Bu noktada, sanatçı imkansızı başardı. Çalışmaları, isteksiz Edgar Degas’ı (1834-1917) cezbetti ve Degas, onun empresyonistlere katılmasını teklif etti. Cassatt grupla beraber, 1879’dan itibaren sergilere katılmaya başladı ve muhteşem, çığır açıcı gravürler üretmeye devam etti. Erkek sanatçı dolu bir Paris’te kendi başına bir şeyler yapmaya çalışan Cassat Degas’dan etkilenerek yaptığı resimler sayesinde kadınların toplum içerisinde statüsünü değiştirmeye çalışmış ve hakikaten başarılı olmuştur.
Şöyle ki;
Resimlerinde sergilediği figürler güçlü ve ortamı domine eden kişiliklerdir, toplumdan kolayca sıyrılabilen tiplerdir.
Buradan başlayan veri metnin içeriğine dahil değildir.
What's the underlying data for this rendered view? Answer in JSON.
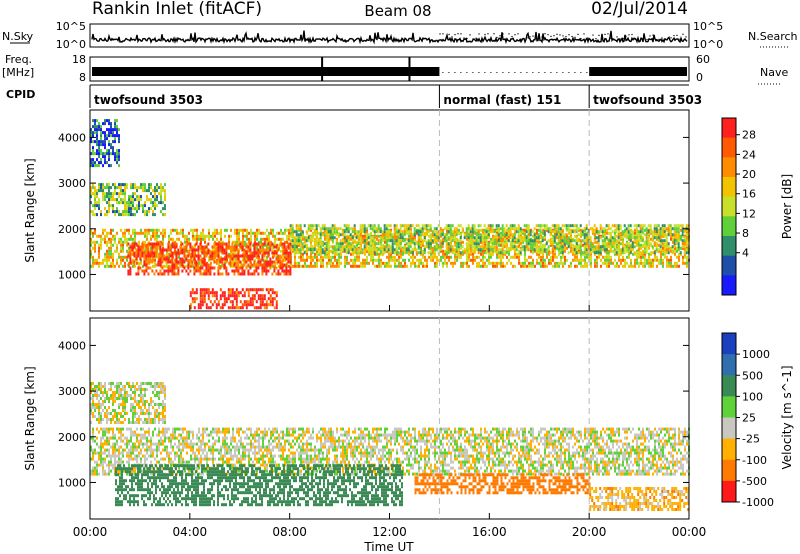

Yani çoğu ressamın yapmaya çalıştığı gibi, resimlerine bol bol kendi kişiliğini katmıştır.
Degas’ın resimlerinde, zamanın kadın-erkek figürleri yansıtılırken (pasif kadın, aktif erkek baabında), Cassatt resimlerinde tam tersini yaratmaya çalışmıştır, bir anlamda o kadar ilham aldığı Degas’ı domine etmeye calışmıştır. Genel olarak tüm sanat hayatı boyunca eserleri yüksek fiyatla alıcı bulmuş amerikalı kadın ressam, sonunda o da kendine şatodan bozma bir malikhane alarak oraya yerleşmiştir..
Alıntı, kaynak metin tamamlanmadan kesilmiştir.